As a children’s author who has not yet had his own book published I have an extra reason to feel frustrated with Lampard’s book deal. It may well be that the handful of agents and publishers I’ve approached turned me down on the basis that my output is not yet of sufficient quality to merit publication in a full collection. That may be entirely fair. But what I do know is that, especially in the world of children’s poetry, quality is far from a guarantee of publication anyway. Publishers want material they know will sell, and poetry doesn’t sell especially well at the best of times. Given this, publishers tend to publish authors who have already established themselves, thus fomenting a kind of self-perpetuating hegemony into which it is extremely hard for new authors to break. So Lampard's book deal is sure to jar with us plebs.

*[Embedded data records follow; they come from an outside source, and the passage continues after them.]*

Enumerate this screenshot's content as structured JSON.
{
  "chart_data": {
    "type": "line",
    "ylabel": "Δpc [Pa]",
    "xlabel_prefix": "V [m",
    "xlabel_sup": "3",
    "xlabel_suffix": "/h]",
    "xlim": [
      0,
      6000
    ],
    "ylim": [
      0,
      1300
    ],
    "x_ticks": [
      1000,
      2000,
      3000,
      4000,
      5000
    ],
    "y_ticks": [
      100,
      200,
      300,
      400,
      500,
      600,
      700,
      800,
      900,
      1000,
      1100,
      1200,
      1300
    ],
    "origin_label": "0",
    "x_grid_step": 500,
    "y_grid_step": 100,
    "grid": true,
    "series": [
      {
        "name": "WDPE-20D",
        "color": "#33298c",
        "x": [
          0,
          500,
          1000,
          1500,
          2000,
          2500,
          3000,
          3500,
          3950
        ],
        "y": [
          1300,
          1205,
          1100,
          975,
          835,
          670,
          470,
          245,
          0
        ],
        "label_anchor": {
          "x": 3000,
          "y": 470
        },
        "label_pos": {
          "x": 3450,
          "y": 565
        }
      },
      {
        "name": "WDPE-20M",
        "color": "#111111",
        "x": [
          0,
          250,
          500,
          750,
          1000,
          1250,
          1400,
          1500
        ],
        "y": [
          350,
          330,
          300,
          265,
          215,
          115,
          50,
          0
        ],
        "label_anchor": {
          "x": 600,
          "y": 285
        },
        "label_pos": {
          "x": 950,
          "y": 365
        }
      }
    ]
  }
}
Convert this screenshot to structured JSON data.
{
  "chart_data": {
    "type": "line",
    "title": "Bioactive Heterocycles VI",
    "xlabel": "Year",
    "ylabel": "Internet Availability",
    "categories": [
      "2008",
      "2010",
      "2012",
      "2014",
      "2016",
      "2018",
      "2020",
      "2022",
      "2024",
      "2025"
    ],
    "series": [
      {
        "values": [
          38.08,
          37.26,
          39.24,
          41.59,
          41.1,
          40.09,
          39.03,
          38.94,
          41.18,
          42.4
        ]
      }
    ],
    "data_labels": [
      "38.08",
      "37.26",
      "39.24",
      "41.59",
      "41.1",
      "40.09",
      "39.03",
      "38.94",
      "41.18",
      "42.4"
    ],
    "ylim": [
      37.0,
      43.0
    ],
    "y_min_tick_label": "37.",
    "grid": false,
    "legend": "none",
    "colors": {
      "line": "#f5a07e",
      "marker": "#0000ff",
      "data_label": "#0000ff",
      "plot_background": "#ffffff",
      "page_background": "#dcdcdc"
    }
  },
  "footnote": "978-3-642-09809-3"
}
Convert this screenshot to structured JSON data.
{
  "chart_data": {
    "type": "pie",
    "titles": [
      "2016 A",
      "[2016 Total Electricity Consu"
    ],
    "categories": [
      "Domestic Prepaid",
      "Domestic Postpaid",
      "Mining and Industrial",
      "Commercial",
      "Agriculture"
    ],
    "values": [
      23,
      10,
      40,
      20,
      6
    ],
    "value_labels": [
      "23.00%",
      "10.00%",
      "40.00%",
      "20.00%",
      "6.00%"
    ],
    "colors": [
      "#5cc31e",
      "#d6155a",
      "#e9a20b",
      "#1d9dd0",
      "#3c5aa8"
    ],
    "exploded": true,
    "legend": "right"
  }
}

But what many commentators seem to have missed is that Lampard may, for all we know, be a gifted writer. David Walliams, not originally famous for children’s books, turned out by all accounts to be excellent. The first of Lampard’s books is not due out until June and may likewise turn out to be very good. We just don’t know yet. My guess is that the book will turn out to be no better than the multitude that did not make it beyond many a publisher’s slushpile, but we should surely wait to read it before passing judgment.
A less obvious but perhaps more important point, though, is this: even assuming that Frank Lampard’s book is no better than countless other unpublished efforts, his being published on the basis purely of who he is may turn out to be no bad thing. Boys are often not as enthusiastic about literacy as girls, and teachers have on occasion sought to address this by having me in their school. Such teachers do not invite me in purely on the basis of my material (a lot of which, admittedly, is likely to appeal to boys anyway); they invite me because I am a male writer, and as such am a positive role-model.
The fact that teachers invite me in on this basis, and the fact that they often comment afterwards about the positive impact on their reluctant boys of having a young male writer in their school, shows that, in the eyes of the audience, the person delivering the words can be at least as important as the words themselves. The fact that Lampard, a world famous footballer and a role model, has written a book is sure to make lots of previously unenthusiastic male readers sit up and take notice. I hope that Lampard’s books will be marketed at and read by girls no less than boys, but what is true is that a lot of the male readers would probably not have felt compelled to read a book otherwise. I’ve no doubt that many boys will find a way into reading through Lampard’s books, in large part on the basis that it was Lampard who wrote them. It may be that they turn out, from a strictly literary point of view, to be not very good (as I have said, we just don’t know yet), but if they can successfully target a difficult young male demographic then I am willing to put my own cynicism and bitterness aside, and so should everyone else.
And lastly, coming back to my earlier point about the notion that anyone can be a writer: this is precisely what I tell my pupils all the time. Writing is, after all, not like dentistry – it needn’t take arduous training and it needn’t be difficult. And now I can say this to back me up: if the likes of Frank Lampard and Katie Price can do it, then so, surely, can you!